Ma cosa ne pensano gli agricoltori, i tecnici e le amministrazioni? Quali difficoltà hanno incontrato nell’adozione di prassi innovative? Per rispondere a tali domande è stata avviata una consultazione pubblica, recentemente pubblicata sulla rivista Frontiers in Environmental ScienceLa consultazione è stata effettuata nelle aree pilota italiane, indentificate quindi come casi studio rappresentativi dell’intero progetto per il Nord Mediterraneo, e ha visto in coinvolgimento di 50 intervistati, tra agricoltori (12), tecnici del settore operanti in ONG (4), ricercatori (10), agronomi del settore operanti nelle amministrazioni pubbliche (10) e consulenti privati (14), esperti dei sistemi colturali erbacei nelle aree irrigue e non irrigue.

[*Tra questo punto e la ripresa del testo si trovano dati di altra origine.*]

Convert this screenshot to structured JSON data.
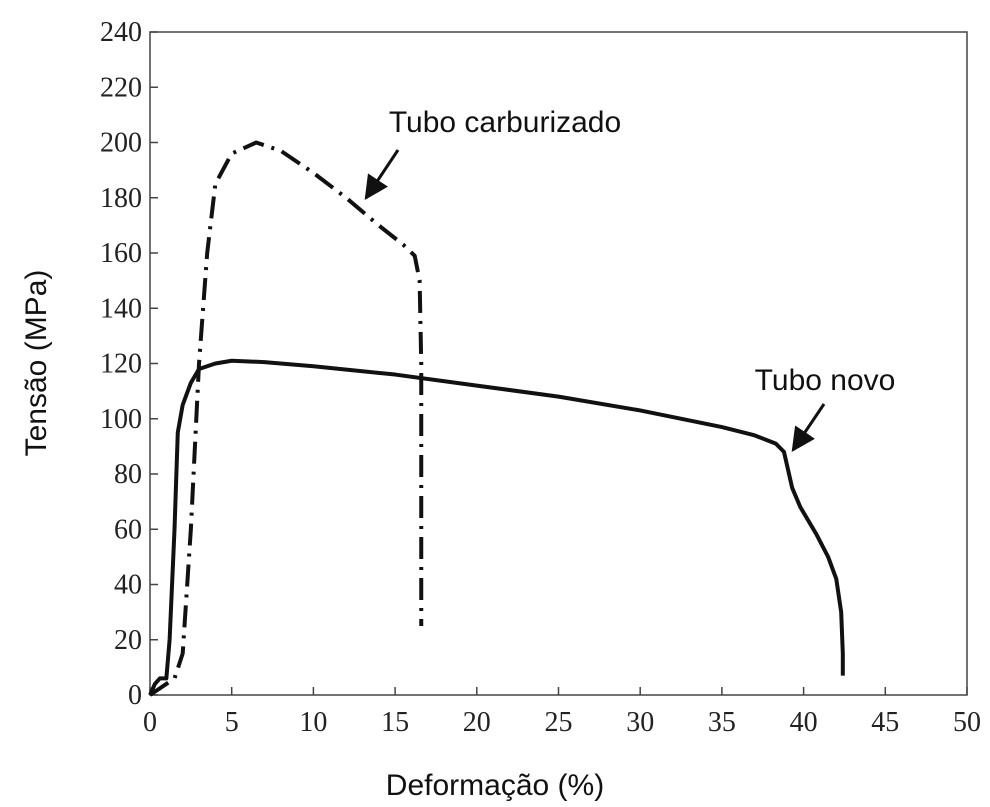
{
  "chart_data": {
    "type": "line",
    "xlabel": "Deformação (%)",
    "ylabel": "Tensão (MPa)",
    "xlim": [
      0,
      50
    ],
    "ylim": [
      0,
      240
    ],
    "xticks": [
      0,
      5,
      10,
      15,
      20,
      25,
      30,
      35,
      40,
      45,
      50
    ],
    "yticks": [
      0,
      20,
      40,
      60,
      80,
      100,
      120,
      140,
      160,
      180,
      200,
      220,
      240
    ],
    "annotations": [
      "Tubo carburizado",
      "Tubo novo"
    ],
    "series": [
      {
        "name": "Tubo novo",
        "color": "#111111",
        "style": "solid",
        "x": [
          0,
          0.3,
          0.6,
          1,
          1.2,
          1.5,
          1.7,
          2,
          2.5,
          3,
          4,
          5,
          7,
          10,
          15,
          20,
          25,
          30,
          35,
          37,
          38.3,
          38.8,
          39.3,
          39.8,
          40.8,
          41.5,
          42,
          42.3,
          42.4,
          42.4
        ],
        "values": [
          0,
          4,
          6,
          6,
          20,
          60,
          95,
          105,
          113,
          118,
          120,
          121,
          120.5,
          119,
          116,
          112,
          108,
          103,
          97,
          94,
          91,
          88,
          75,
          68,
          58,
          50,
          42,
          30,
          15,
          7
        ]
      },
      {
        "name": "Tubo carburizado",
        "color": "#111111",
        "style": "dashdot",
        "x": [
          0,
          1,
          1.5,
          2,
          2.5,
          3,
          3.5,
          4,
          5,
          6.5,
          8,
          10,
          12,
          14,
          15.5,
          16.2,
          16.5,
          16.6,
          16.6,
          16.6
        ],
        "values": [
          0,
          4,
          6,
          15,
          60,
          120,
          160,
          185,
          196,
          200,
          197,
          189,
          180,
          170,
          163,
          159,
          150,
          120,
          60,
          25
        ]
      }
    ]
  }
}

I risultati. Il timore di perdere la redditività e la limitata formazione professionale di molti agricoltori sulla consociazione sono stati identificati come i problemi principali, mentre un punto di forza consiste nel fatto che le colture leguminose scelte come colture multiple da inserire nelle rotazioni di cereali e pomodori non sono solo adatte alle condizioni pedoclimatiche locali, ma sono anche ampiamente conosciuta dagli agricoltori. Inoltre, le pratiche di lavorazione minima – mantenendo la copertura delle colture, le rotazioni, l’applicazione di letame e il sovescio – sono risultate adeguate ed efficaci, senza aggravio di ulteriori costi, né di grandi investimenti in macchinari, né di agricoltori altamente qualificati. Occorre però rendere tali pratiche sempre più diffuse e condivise, integrandole strategicamente nelle politiche nazionali e impegnandosi sulla formazione degli agricoltori.